Appearances

One never knows...

 

 

 

Isn’t it always surprising when one hears about a friend, acquaintance, neighbor, who one day, all-of-a-sudden, unravels? The comments that often ensue are along the lines of, “I never would have expected … She seemed to have everything together … He was so helpful at the last fundraiser … They didn’t air their dirty laundry”. (OK, that last one might not apply in our society as much anymore, but you get the point)

The point is: how much do we really know about anyone else’s experience? We make all sorts of assumptions and come to build expectations on future behavior based on past interactions, but we tend to forget about this thing called a public persona. Almost never are we correct when we apply our own theories to what’s going on in someone else’s life or home based only on what they show us in public. Even close friends who think they have been trusted into the inner circle often don’t have a clear picture.

Every day I see individuals, couples or families who tell one story “in public” yet an entirely different one is playing behind the scenes. There are secrets almost everywhere. The amount of disordered behavior going on behind closed doors is staggering. But what people choose to show the public, well that looks pretty good most of the time.

I worry that our society’s hyper focus on how things look on the outside is having serious  negative rebound on our inner lives. Daily, I hear lovely people talk about amazing amounts of fear, shame, guilt, struggling every day under the pressure to keep up the appearance that everything is OK when in reality they are in such pain, it’s heartbreaking. Just because your child’s clothes are new and matching and the latest style, it doesn’t mean that they have a happy home life. Just because your house has 5 bedrooms and a BMW in the driveway it doesn’t mean that you have financial stability. Just because you can fit into a size 0 designer dress it doesn’t mean that you have healthy eating or exercise habits.

I hear both sides pour out their fears and pain every day. The size 0 is really bulimic because their grandfather molested them, the big house is mortgaged 3x and the savings account has $32.00 in it and the financial shell game is killing them so they hide behind half-gallons of vodka in the trunk of the car. The perfectly dressed children go home to fighting and screaming and dinner thrown against the wall.

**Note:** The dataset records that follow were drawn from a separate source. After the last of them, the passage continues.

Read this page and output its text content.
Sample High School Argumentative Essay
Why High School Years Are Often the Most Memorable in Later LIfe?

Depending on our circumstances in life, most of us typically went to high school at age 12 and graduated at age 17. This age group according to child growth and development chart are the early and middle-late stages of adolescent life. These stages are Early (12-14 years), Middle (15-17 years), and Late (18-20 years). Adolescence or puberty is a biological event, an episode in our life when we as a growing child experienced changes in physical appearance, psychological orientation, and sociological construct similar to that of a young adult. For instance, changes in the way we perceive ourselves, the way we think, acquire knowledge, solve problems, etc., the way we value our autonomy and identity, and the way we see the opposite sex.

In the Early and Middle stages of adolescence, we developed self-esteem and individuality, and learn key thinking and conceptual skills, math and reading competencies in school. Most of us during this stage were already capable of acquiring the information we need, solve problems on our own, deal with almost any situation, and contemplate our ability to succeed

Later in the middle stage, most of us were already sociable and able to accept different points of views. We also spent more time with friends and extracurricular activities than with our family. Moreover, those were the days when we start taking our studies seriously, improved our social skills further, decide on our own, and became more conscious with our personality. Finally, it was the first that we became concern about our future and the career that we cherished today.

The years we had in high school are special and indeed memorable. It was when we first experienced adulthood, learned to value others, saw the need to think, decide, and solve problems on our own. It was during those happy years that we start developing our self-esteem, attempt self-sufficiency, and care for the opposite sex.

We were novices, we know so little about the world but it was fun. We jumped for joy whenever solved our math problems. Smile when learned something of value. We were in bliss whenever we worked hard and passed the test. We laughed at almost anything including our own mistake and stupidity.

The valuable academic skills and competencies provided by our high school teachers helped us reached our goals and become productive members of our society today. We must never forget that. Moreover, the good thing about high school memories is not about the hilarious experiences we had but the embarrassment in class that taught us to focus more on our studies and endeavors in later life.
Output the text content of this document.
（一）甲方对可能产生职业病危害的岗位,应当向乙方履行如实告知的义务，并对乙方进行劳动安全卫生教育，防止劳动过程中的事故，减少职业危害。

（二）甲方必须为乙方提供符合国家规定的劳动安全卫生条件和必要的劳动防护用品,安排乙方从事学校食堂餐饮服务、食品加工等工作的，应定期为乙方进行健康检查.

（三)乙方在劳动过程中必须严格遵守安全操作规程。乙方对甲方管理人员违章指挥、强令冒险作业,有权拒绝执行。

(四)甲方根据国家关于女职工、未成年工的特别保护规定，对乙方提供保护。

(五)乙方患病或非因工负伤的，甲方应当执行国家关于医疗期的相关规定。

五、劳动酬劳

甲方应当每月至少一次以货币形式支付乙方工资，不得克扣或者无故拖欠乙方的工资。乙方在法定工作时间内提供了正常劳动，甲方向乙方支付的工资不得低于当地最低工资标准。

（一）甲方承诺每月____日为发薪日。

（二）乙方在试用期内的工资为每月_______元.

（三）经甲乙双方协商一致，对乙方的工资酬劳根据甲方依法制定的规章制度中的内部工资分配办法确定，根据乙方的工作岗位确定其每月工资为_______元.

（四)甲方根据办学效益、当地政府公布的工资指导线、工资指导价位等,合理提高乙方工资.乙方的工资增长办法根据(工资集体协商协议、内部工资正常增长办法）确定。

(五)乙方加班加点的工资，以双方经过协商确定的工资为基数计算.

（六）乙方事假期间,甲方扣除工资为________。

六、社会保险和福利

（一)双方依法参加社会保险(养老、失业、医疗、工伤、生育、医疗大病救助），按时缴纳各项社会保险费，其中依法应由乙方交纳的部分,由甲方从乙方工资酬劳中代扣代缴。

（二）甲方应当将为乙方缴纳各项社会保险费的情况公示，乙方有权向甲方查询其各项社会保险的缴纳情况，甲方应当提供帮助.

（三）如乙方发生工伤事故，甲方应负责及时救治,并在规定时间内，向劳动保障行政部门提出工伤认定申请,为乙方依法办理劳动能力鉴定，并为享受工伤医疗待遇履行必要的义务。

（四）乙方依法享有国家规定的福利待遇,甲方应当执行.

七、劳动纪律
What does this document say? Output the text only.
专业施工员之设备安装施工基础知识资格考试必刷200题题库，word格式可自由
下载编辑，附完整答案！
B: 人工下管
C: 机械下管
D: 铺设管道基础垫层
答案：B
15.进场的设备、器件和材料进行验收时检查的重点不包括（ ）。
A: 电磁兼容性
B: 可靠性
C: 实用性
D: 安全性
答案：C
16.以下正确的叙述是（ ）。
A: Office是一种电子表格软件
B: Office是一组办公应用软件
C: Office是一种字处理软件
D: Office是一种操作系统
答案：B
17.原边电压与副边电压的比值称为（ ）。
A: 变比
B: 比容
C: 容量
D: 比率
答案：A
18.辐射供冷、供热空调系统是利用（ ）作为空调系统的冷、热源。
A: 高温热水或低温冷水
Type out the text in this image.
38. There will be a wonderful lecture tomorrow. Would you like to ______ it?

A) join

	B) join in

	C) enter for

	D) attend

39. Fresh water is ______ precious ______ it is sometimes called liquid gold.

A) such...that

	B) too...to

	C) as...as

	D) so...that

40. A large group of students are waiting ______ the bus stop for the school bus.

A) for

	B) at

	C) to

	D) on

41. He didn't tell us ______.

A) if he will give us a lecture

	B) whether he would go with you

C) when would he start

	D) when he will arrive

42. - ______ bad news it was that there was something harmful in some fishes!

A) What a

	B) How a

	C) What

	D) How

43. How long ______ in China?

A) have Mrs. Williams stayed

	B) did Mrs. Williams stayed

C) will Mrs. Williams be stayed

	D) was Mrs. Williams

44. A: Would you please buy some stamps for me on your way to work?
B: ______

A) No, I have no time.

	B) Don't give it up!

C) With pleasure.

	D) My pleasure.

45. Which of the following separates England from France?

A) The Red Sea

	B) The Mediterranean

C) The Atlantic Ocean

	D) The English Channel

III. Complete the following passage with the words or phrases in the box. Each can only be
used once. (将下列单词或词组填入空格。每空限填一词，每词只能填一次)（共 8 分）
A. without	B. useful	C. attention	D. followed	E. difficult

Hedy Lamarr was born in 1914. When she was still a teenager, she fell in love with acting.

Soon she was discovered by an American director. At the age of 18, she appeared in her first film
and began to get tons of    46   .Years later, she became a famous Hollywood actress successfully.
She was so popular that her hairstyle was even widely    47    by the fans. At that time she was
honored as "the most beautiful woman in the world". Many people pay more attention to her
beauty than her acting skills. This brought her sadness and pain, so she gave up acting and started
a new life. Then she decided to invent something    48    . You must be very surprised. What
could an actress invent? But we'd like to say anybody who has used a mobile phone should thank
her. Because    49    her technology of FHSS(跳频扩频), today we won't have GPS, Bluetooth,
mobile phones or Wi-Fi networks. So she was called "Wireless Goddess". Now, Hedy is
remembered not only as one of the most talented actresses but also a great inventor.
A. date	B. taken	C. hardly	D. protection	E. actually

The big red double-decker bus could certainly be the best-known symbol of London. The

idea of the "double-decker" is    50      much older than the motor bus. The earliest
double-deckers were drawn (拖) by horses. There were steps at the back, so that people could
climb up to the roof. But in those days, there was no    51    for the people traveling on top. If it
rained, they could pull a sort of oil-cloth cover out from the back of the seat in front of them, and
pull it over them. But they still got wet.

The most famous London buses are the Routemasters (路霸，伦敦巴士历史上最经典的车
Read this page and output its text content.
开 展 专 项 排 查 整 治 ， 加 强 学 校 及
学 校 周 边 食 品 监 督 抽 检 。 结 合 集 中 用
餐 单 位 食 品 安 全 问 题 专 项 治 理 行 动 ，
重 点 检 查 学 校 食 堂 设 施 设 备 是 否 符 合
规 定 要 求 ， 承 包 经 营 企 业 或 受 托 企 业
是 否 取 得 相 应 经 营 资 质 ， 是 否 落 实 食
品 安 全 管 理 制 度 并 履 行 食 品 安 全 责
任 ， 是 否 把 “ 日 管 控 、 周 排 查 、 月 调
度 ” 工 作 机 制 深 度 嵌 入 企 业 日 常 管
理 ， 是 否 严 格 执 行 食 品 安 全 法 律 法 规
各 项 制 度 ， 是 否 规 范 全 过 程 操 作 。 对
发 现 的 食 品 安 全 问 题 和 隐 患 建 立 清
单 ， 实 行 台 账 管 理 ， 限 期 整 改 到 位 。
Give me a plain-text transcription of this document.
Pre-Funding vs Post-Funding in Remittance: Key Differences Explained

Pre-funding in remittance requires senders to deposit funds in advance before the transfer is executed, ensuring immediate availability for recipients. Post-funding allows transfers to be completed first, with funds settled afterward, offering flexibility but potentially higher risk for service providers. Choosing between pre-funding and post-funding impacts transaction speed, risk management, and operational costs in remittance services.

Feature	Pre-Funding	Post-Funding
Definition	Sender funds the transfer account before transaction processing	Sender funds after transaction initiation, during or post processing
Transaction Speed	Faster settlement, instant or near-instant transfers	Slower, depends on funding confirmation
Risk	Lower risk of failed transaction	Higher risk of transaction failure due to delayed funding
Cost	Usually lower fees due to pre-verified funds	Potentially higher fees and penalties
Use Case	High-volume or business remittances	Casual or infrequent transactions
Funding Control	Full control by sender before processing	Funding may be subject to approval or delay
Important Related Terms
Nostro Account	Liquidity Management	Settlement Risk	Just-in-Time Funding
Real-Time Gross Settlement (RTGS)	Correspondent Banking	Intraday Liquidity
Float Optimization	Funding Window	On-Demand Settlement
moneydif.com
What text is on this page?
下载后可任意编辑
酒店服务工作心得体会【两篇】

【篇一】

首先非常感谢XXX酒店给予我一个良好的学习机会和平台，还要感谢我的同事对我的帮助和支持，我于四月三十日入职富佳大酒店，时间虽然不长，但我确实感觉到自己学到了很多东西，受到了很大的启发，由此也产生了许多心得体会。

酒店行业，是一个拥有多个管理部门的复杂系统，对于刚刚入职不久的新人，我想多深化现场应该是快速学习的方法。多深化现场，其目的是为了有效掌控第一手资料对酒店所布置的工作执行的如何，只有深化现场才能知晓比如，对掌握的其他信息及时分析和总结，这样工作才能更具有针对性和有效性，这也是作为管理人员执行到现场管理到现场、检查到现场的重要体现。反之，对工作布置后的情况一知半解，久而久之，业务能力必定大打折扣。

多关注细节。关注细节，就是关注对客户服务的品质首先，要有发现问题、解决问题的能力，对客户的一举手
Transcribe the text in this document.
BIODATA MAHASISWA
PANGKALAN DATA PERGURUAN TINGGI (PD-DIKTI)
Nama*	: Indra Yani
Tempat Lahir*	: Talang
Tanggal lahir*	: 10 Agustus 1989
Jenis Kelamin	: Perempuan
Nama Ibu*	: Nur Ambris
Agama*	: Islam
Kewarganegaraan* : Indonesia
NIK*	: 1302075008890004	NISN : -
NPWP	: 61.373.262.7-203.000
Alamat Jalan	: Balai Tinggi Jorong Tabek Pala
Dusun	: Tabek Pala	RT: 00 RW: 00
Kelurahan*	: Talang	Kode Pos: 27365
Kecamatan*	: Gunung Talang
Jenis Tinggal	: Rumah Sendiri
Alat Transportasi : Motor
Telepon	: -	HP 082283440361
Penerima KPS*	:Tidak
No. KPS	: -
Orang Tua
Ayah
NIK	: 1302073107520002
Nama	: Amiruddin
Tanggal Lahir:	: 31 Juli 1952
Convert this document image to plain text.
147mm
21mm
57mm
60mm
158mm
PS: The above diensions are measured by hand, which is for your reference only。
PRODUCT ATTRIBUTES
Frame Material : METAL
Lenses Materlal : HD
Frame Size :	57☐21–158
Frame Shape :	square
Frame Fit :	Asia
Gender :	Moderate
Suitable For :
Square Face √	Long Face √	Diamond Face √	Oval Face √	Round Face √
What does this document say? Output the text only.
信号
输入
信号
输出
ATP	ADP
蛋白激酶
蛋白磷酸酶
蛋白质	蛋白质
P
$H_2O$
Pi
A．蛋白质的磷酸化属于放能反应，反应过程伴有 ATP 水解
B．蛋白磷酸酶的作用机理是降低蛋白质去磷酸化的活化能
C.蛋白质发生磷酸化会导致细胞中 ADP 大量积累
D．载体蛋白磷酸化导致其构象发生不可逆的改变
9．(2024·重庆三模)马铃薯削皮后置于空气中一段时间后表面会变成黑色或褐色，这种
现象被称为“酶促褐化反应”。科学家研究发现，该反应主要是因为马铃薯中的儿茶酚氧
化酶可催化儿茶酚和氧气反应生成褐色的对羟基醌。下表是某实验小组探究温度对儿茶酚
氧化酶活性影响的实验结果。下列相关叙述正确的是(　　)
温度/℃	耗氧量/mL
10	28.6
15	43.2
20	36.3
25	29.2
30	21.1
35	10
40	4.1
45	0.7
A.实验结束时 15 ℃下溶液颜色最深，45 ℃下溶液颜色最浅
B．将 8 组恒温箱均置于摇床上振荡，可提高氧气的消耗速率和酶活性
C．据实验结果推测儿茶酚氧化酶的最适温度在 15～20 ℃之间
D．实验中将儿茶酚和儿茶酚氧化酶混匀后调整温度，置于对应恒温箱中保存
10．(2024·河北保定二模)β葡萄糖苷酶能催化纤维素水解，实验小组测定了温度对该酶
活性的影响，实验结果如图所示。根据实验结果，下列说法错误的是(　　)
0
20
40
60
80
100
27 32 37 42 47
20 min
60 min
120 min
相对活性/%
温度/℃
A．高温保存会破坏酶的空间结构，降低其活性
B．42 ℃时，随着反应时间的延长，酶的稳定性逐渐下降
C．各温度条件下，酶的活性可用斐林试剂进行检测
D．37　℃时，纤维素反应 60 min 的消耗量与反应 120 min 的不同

And the neighbors beat themselves up because their house needs painting and they drive an older car, but maybe their inner world is more balanced and peaceful, no dinners being thrown, a healthy savings account, and they’re down 5 pounds with help from Weight Watchers.

Appearances are deceiving. Since when did accountability become a bad word? Being humble and decent and flawed seems intolerable to so many these days. But the inner pressure to keep up might be doing far more harm than we can even begin to know.

So the next time your inner voice starts beating yourself up when you compare your style, house, car, fashion to someone else’s, pause a moment and wonder just how much you don’t really know. Let’s all be a bit more gentle on ourselves and on each other and maybe we’ll see less unraveling.